Comment on Qestions about eSATA vs USB3.0 for a drive enclosure connected to Proxmox
ninjan@lemmy.mildgrim.com 1 year ago
8 drives over USB 3.0 won’t perform well, though a single SATA connection isn’t without issues either. That cable will be the I/O limiter in an uncommon fashion. I’d go for the eSATA converter option but neither is ideal. A big question is how will the drives be seen by Proxmox? If it’s as one big drive that means you’re SOL for safe storage options, if so I wouldn’t store anything you don’t want to lose on there and just make a ZFS storage pool of it in Proxmox.
As for plans I would down the line look at Ceph because it does really well with cheap hardware. No need for a competent RAID controller etc.
AlphaAutist@lemmy.world 1 year ago
Ya I realize this isn’t a great way to go about storage but I already have the enclosure so I might as well use it for now. At some point down the line I will build something that will work better.
If I connect it using USB I am able to see each drive individually in Proxmox.
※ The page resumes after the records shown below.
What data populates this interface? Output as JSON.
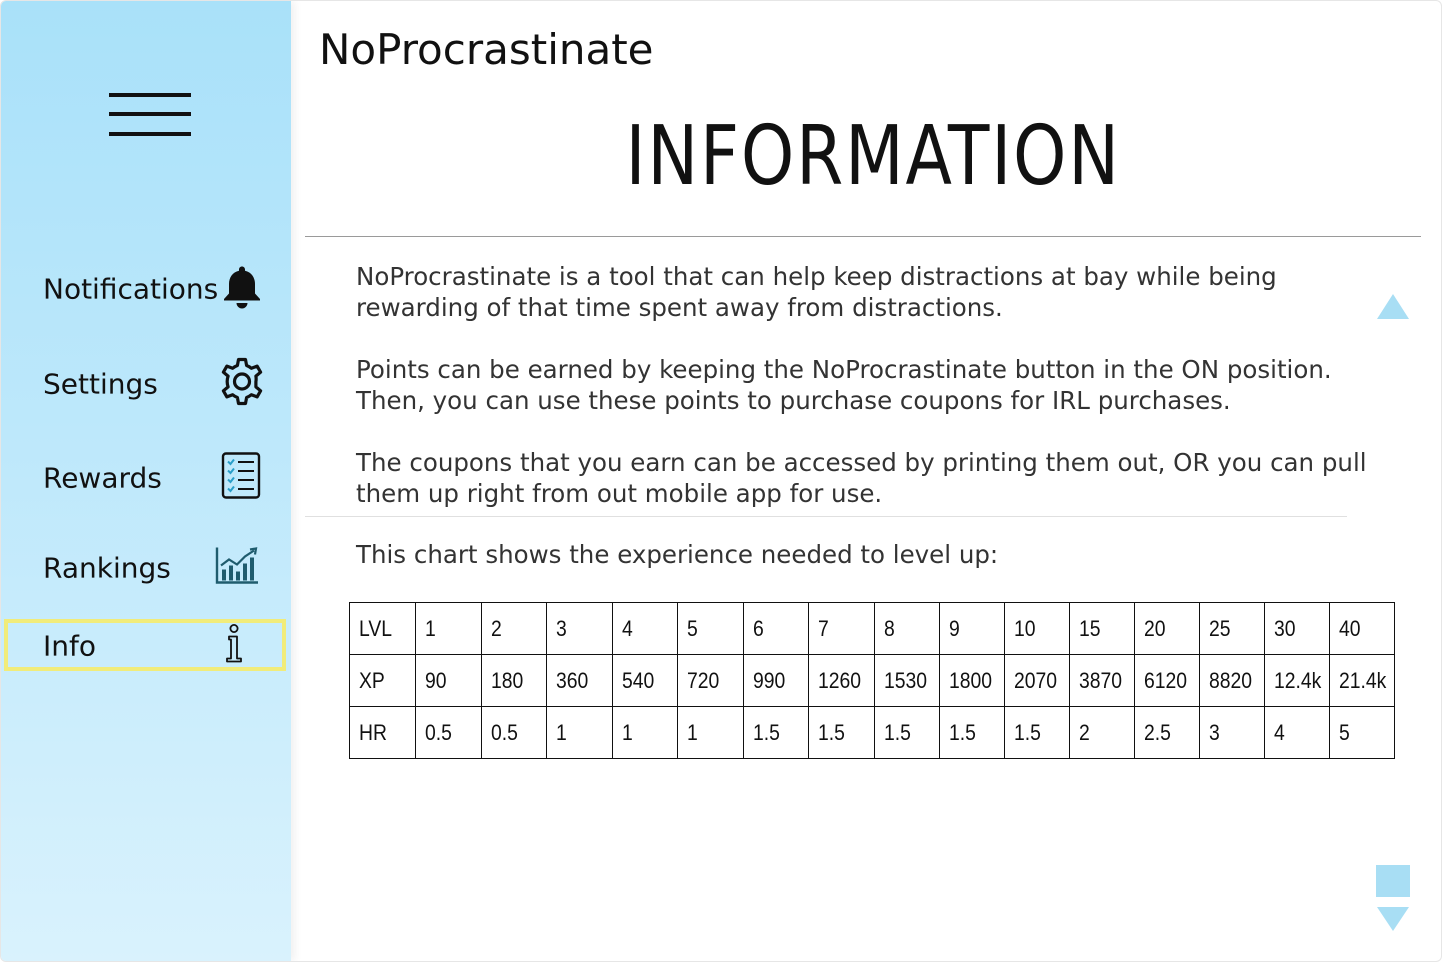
{
  "app": {
    "title": "NoProcrastinate"
  },
  "sidebar": {
    "items": [
      {
        "label": "Notifications",
        "icon": "bell-icon"
      },
      {
        "label": "Settings",
        "icon": "gear-icon"
      },
      {
        "label": "Rewards",
        "icon": "checklist-icon"
      },
      {
        "label": "Rankings",
        "icon": "chart-icon"
      },
      {
        "label": "Info",
        "icon": "info-icon",
        "active": true
      }
    ]
  },
  "main": {
    "heading": "INFORMATION",
    "paragraphs": [
      [
        "NoProcrastinate is a tool that can help keep distractions at bay while being",
        "rewarding of that time spent away from distractions."
      ],
      [
        "Points can be earned by keeping the NoProcrastinate button in the ON position.",
        "Then, you can use these points to purchase coupons for IRL purchases."
      ],
      [
        "The coupons that you earn can be accessed by printing them out, OR you can pull",
        "them up right from out mobile app for use."
      ]
    ],
    "chart_intro": "This chart shows the experience needed to level up:"
  },
  "table": {
    "rows": [
      {
        "header": "LVL",
        "cells": [
          "1",
          "2",
          "3",
          "4",
          "5",
          "6",
          "7",
          "8",
          "9",
          "10",
          "15",
          "20",
          "25",
          "30",
          "40"
        ]
      },
      {
        "header": "XP",
        "cells": [
          "90",
          "180",
          "360",
          "540",
          "720",
          "990",
          "1260",
          "1530",
          "1800",
          "2070",
          "3870",
          "6120",
          "8820",
          "12.4k",
          "21.4k"
        ]
      },
      {
        "header": "HR",
        "cells": [
          "0.5",
          "0.5",
          "1",
          "1",
          "1",
          "1.5",
          "1.5",
          "1.5",
          "1.5",
          "1.5",
          "2",
          "2.5",
          "3",
          "4",
          "5"
        ]
      }
    ]
  },
  "colors": {
    "sidebar_top": "#a9e1f9",
    "sidebar_bottom": "#d9f2fd",
    "highlight": "#f1ec7a",
    "scroll_accent": "#a8def4",
    "chart_icon": "#1f5c6e"
  }
}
I am unsure if it will be the same if I use eSATA. In the manual it says that the eSATA interface card needs to support Port Multiplier which I fear means the eSATA to SATA option may not work but I was hoping someone here may know more about that.
If I have to go the USB route and I am able to use each drive individually, would you recommend going with a ZFS pool or ceph?
ninjan@lemmy.mildgrim.com 1 year ago
I’d go with ZFS because balancing between the included disk in a Ceph pool will consume I/O and especially if one disk fails, that rebuild would take days if not weeks. If you want to try Ceph then don’t include all the 8 drives initially and see how the performance is with the minimum 3 drives.